Each week The Sun's John McIntyre presents a relatively obscure but evocative word with which you may not be familiar, another brick to add to the wall of your vocabulary. This week's word:
We can regret, we can fret, we can yearn, we can repine.
To repine (pronounced ruh-PINE) is to be in low spirits generally, complaining or fretting. It can also mean to yearn for something.
It is a venerable English word, from the Middle English repinen, “to be aggrieved,” and the Old English pinian, “to cause to suffer.” Pinen is also the root of the verb pine, “to waste away from longing.”
You may have heard Orlando Gibbons’s “Do not repine, fair sun.” Or you may recall the widower Mr. Pecksniff: “ ‘Do not repine, my friends,’ said Mr. Pecksniff, tenderly. ‘Do not weep for me. It is chronic.’ ” Or Jane Eyre saying, “I wonder at the goodness of God; the generosity of my friends; the bounty of my lot. I do not repine.”
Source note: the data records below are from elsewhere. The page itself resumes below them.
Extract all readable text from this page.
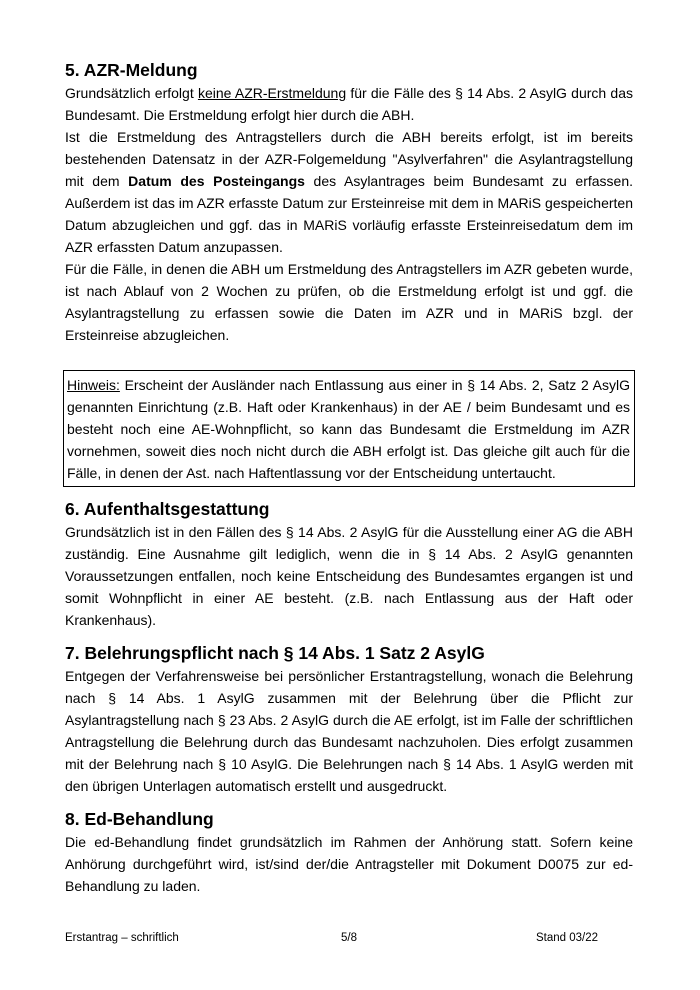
5. AZR-Meldung

Grundsätzlich erfolgt keine AZR-Erstmeldung für die Fälle des § 14 Abs. 2 AsylG durch das Bundesamt. Die Erstmeldung erfolgt hier durch die ABH.

Ist die Erstmeldung des Antragstellers durch die ABH bereits erfolgt, ist im bereits bestehenden Datensatz in der AZR-Folgemeldung "Asylverfahren" die Asylantragstellung mit dem Datum des Posteingangs des Asylantrages beim Bundesamt zu erfassen. Außerdem ist das im AZR erfasste Datum zur Ersteinreise mit dem in MARiS gespeicherten Datum abzugleichen und ggf. das in MARiS vorläufig erfasste Ersteinreisedatum dem im AZR erfassten Datum anzupassen.

Für die Fälle, in denen die ABH um Erstmeldung des Antragstellers im AZR gebeten wurde, ist nach Ablauf von 2 Wochen zu prüfen, ob die Erstmeldung erfolgt ist und ggf. die Asylantragstellung zu erfassen sowie die Daten im AZR und in MARiS bzgl. der Ersteinreise abzugleichen.

Hinweis: Erscheint der Ausländer nach Entlassung aus einer in § 14 Abs. 2, Satz 2 AsylG genannten Einrichtung (z.B. Haft oder Krankenhaus) in der AE / beim Bundesamt und es besteht noch eine AE-Wohnpflicht, so kann das Bundesamt die Erstmeldung im AZR vornehmen, soweit dies noch nicht durch die ABH erfolgt ist. Das gleiche gilt auch für die Fälle, in denen der Ast. nach Haftentlassung vor der Entscheidung untertaucht.

6. Aufenthaltsgestattung

Grundsätzlich ist in den Fällen des § 14 Abs. 2 AsylG für die Ausstellung einer AG die ABH zuständig. Eine Ausnahme gilt lediglich, wenn die in § 14 Abs. 2 AsylG genannten Voraussetzungen entfallen, noch keine Entscheidung des Bundesamtes ergangen ist und somit Wohnpflicht in einer AE besteht. (z.B. nach Entlassung aus der Haft oder Krankenhaus).

7. Belehrungspflicht nach § 14 Abs. 1 Satz 2 AsylG

Entgegen der Verfahrensweise bei persönlicher Erstantragstellung, wonach die Belehrung nach § 14 Abs. 1 AsylG zusammen mit der Belehrung über die Pflicht zur Asylantragstellung nach § 23 Abs. 2 AsylG durch die AE erfolgt, ist im Falle der schriftlichen Antragstellung die Belehrung durch das Bundesamt nachzuholen. Dies erfolgt zusammen mit der Belehrung nach § 10 AsylG. Die Belehrungen nach § 14 Abs. 1 AsylG werden mit den übrigen Unterlagen automatisch erstellt und ausgedruckt.

8. Ed-Behandlung

Die ed-Behandlung findet grundsätzlich im Rahmen der Anhörung statt. Sofern keine Anhörung durchgeführt wird, ist/sind der/die Antragsteller mit Dokument D0075 zur ed-Behandlung zu laden.

Erstantrag – schriftlich	5/8	Stand 03/22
Example: In an interview with Barbara Walter on “20/20” in 1999, Hugh Downs remarked on aging: “If I get so I can’t get on a horse or scuba dive or something, there’s a lot of music to listen to, and there’s a lot of reading to do. So I—I don’t think I would repine about that, but I do have a slight dread of a kind of deterioration that I would not want to live with, the shipwreck of old age.”